Mettons le dernier de ces théorèmes à part : les trois premiers ne peuvent plus subsister rigoureusement dès que l’on admet le moindre clinamen dans la direction des forces, et cependant on les a toujours sans difficulté regardés comme universellement applicables, aux êtres animés aussi bien qu’aux corps bruts. Pour ne considérer que la plus saisissante de ces applications, ils conduisent à affirmer que, quels que soient les efforts de la fourmilière qui s’agite à la surface de notre globe, ils n’influeront jamais en rien sur le mouvement de son centre de gravité, ils n’entraîneront jamais un changement de la durée du jour sidéral. Est-il donc nécessaire de s’inscrire en faux contre ces propositions ? Est-ce là l’idée que l’on se fait de la liberté humaine ?

Evidemment non ; il est donc plus prudent de s’en tenir à la seconde hypothèse, celle de forces intérieures, soumises à la loi de l’action et de la réaction, mais variant avec le temps ; elle n’entraîne nullement les mêmes conséquences, et il est parfaitement loisible de l’adopter. Toutefois la formule de la conservation de l’énergie, telle que nous l’avons précisée, ne cadre plus avec cette hypothèse.
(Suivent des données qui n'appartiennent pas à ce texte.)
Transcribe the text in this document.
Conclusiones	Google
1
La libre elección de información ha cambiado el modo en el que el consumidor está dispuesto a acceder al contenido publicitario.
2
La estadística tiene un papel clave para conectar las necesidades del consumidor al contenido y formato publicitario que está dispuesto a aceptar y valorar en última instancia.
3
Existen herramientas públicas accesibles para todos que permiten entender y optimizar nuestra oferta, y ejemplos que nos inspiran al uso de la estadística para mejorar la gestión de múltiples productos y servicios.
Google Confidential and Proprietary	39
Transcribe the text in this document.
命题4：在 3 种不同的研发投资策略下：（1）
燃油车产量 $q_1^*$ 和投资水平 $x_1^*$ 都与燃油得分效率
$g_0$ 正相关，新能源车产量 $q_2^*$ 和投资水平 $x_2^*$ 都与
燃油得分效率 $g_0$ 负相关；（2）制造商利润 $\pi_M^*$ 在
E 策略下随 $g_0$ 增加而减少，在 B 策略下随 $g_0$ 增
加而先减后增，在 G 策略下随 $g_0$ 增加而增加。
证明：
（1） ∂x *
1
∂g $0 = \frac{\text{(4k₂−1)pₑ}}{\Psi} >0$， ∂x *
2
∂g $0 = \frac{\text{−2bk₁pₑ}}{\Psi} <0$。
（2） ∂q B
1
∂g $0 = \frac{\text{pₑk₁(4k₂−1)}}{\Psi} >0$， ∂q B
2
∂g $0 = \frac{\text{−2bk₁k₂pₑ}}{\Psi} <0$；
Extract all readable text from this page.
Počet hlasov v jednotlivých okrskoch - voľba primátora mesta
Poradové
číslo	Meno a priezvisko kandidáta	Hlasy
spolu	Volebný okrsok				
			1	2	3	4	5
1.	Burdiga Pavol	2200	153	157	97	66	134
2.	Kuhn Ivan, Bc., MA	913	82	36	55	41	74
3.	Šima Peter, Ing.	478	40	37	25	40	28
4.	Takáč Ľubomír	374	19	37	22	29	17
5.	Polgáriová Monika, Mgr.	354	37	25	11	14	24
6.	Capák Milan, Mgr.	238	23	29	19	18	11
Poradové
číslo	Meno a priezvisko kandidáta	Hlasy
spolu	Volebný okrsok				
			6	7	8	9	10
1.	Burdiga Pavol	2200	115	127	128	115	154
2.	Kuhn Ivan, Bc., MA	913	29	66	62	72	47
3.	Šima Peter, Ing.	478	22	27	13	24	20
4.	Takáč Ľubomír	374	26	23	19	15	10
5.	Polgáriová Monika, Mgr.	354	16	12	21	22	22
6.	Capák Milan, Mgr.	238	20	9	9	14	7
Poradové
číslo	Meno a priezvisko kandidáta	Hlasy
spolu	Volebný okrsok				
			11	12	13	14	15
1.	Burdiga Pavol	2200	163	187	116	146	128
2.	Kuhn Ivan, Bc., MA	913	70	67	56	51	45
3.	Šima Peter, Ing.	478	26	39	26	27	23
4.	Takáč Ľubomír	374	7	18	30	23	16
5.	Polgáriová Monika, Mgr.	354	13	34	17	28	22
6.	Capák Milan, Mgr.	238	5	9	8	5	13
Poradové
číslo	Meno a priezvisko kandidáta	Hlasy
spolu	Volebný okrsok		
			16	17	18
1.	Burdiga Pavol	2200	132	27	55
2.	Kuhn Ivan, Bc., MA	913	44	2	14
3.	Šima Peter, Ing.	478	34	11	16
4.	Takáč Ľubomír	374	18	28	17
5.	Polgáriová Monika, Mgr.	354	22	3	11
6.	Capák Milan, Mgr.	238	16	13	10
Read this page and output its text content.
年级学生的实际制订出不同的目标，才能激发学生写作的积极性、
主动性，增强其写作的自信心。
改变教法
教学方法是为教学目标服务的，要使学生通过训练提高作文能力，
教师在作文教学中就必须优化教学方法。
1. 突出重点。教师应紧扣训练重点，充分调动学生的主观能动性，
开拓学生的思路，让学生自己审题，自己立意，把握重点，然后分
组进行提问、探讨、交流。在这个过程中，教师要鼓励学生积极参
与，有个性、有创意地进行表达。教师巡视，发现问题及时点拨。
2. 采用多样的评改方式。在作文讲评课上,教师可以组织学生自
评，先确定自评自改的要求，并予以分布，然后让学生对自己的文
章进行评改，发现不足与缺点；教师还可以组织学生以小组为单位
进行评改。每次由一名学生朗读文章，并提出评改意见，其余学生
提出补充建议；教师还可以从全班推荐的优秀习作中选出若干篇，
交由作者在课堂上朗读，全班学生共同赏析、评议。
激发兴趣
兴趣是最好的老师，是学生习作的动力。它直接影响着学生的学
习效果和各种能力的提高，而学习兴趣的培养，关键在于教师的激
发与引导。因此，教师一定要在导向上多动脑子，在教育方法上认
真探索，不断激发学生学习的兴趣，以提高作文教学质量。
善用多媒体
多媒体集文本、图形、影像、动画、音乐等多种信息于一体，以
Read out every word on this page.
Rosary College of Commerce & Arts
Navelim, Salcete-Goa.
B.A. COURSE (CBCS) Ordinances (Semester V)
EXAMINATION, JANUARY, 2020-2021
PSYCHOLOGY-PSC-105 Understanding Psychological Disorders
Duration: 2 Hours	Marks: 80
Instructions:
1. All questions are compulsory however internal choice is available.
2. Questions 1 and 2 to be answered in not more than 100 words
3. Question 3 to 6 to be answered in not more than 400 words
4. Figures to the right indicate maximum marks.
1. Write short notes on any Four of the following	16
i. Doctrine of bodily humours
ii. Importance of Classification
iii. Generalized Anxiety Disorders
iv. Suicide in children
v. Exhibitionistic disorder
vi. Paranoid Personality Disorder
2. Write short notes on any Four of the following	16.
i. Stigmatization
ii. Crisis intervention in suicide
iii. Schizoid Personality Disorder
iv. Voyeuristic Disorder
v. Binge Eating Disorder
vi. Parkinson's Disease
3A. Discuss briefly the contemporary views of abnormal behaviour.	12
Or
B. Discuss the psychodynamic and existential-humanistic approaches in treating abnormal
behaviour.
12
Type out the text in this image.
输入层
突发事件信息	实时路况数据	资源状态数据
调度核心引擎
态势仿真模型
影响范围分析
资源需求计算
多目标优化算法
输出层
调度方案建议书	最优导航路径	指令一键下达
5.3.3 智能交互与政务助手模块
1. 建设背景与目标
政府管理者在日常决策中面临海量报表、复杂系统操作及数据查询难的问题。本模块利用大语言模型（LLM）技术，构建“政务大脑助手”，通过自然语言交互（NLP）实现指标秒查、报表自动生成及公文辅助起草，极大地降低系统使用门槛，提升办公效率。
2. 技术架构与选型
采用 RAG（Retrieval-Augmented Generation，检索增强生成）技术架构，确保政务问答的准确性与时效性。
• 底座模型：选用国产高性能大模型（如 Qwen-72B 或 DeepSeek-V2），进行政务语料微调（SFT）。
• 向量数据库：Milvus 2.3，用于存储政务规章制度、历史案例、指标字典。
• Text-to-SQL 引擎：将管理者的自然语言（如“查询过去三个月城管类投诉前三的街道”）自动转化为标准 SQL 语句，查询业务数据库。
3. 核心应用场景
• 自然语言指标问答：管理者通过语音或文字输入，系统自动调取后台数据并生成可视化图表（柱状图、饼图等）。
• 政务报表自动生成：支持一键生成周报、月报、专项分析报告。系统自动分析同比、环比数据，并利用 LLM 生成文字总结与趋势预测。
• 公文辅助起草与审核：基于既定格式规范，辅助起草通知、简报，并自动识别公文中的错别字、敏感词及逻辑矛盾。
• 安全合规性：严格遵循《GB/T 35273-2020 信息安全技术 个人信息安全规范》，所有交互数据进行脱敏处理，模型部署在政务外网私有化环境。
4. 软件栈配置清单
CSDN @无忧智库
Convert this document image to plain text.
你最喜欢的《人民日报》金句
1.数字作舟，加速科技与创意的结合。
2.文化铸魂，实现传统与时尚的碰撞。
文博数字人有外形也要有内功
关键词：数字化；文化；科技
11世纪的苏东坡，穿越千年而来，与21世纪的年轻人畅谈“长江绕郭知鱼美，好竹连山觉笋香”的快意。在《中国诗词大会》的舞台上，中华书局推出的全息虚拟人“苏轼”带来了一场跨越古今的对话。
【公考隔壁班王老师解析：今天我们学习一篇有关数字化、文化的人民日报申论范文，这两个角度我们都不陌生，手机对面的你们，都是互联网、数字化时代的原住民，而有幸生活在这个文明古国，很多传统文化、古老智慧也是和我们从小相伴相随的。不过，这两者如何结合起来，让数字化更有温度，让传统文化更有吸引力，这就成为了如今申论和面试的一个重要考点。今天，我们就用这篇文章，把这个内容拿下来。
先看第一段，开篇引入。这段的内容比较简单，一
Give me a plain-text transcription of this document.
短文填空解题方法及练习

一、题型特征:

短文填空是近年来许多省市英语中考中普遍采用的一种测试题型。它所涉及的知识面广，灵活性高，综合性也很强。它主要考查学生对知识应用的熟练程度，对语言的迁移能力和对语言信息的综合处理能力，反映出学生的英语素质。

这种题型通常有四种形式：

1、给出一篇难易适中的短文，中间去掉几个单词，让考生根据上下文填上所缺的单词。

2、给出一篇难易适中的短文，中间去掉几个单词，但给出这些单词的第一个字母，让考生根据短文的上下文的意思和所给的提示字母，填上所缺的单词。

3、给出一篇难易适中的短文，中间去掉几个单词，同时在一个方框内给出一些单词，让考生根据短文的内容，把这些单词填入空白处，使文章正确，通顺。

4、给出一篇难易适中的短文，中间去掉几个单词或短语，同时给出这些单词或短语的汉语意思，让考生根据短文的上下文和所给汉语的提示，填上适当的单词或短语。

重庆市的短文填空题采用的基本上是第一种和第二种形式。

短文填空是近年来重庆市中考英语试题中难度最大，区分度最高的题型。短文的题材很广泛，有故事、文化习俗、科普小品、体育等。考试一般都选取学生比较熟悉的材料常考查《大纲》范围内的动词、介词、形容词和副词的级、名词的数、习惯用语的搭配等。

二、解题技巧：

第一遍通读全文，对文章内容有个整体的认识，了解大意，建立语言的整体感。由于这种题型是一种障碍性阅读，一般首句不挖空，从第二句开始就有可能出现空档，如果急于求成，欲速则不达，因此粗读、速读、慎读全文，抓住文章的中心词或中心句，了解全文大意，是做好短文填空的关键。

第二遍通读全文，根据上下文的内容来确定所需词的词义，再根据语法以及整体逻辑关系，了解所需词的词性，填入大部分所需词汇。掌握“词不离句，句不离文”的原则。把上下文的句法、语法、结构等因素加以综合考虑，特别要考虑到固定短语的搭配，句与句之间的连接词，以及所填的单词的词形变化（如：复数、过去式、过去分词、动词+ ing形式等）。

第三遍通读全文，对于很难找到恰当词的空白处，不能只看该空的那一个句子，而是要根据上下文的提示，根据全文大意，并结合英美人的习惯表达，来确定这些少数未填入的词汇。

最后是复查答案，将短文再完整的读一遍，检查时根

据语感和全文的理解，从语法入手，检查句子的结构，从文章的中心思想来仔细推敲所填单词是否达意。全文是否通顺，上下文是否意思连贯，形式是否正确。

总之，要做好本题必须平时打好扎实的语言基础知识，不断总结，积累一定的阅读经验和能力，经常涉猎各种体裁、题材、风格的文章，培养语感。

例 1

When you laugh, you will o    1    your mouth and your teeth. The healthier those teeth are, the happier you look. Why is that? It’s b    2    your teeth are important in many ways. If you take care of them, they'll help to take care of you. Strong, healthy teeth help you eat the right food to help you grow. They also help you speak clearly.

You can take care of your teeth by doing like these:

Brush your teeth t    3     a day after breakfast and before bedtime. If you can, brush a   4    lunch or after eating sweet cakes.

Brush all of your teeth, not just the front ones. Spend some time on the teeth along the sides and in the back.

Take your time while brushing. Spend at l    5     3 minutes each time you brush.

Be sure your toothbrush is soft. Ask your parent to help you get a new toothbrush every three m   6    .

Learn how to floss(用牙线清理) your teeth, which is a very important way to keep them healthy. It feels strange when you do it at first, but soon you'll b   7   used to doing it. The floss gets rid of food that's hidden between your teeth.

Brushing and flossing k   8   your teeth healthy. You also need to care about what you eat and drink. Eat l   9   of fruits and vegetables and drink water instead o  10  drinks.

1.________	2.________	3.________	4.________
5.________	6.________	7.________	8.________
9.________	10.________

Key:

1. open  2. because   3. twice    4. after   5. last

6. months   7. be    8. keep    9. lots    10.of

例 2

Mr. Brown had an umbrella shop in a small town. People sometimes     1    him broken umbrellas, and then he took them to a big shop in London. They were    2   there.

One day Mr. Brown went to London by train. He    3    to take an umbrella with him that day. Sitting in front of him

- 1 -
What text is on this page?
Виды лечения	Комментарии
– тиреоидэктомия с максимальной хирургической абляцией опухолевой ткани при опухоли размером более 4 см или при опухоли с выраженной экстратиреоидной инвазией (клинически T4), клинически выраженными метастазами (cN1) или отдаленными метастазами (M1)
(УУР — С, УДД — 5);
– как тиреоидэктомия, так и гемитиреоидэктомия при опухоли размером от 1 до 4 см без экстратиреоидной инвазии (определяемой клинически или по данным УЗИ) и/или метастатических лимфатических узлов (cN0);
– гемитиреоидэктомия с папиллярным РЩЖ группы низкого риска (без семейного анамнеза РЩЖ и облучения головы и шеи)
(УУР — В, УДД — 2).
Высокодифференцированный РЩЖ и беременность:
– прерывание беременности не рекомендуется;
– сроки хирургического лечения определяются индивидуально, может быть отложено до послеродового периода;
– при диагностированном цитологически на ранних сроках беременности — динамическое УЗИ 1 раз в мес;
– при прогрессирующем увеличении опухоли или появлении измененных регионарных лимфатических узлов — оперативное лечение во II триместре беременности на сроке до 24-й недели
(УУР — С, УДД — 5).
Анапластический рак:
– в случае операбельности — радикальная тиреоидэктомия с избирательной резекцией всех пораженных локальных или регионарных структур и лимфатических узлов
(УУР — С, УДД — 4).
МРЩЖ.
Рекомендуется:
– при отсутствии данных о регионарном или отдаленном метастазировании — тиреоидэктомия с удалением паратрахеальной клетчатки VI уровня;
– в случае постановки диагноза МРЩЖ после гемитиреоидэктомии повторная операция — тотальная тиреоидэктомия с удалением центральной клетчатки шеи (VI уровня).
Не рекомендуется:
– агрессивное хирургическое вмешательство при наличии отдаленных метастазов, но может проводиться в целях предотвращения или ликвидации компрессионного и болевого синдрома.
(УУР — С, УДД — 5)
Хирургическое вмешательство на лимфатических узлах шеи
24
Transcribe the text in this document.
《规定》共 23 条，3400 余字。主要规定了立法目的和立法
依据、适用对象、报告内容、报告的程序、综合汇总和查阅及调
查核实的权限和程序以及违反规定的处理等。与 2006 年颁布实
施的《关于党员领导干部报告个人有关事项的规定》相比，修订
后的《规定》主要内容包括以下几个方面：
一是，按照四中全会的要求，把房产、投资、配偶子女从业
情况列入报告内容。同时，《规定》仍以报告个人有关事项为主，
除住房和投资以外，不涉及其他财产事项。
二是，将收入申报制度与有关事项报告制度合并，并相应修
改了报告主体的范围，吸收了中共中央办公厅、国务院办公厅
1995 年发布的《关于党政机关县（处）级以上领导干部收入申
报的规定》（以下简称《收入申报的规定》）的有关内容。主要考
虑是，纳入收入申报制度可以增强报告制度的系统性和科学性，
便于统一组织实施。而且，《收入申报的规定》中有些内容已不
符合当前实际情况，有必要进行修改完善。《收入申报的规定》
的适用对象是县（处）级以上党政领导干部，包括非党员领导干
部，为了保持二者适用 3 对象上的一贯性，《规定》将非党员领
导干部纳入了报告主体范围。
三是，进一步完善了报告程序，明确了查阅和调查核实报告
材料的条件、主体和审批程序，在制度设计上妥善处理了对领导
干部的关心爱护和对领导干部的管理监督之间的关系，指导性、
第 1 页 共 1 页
Les conséquences de celle-ci n’ont pas besoin d’être examinées pour l’ensemble du monde, d’autant qu’alors la formule relative à l’énergie n’a plus de sens précis, si l’univers est infini ; il suffit de les considérer sur l’être supposé libre. La question se pose alors ainsi : L’homme, par l’exercice de sa volonté, peut-il, à un moment donné, créer ou annuler de la force vive ? Des expériences connues ont prouvé que sa faculté à cet égard est relativement très restreinte ; mais les incertitudes des observations sont nécessairement telles, pour un problème de ce genre, qu’on ne peut aucunement en induire qu’elle soit absolument nulle.

Si d’ailleurs on voulait, avec M. Naville, conserver la proposition de la conservation de l’énergie dans un système isolé, il n’y aurait, en traduisant rigoureusement ses hypothèses qu’à diviser l’énergie totale en trois parties : 1o la force vive actuelle ; 2o l’énergie potentielle mathématique, soumise au jeu des forces variant avec la seule distance, et telle que nous l’avons définie ; 3o une seconde énergie potentielle à la disposition des êtres libres, jusqu’à un certain maximum déterminé pour chacun d’eux. Seulement être obligé d’introduire ce troisième terme pour affirmer que l’énergie totale est constante, revient à convenir qu’elle ne l’est pas, en remarquant simplement qu’elle ne varie qu’entre certaines limites, ce qui paraît conforme à l’expérience.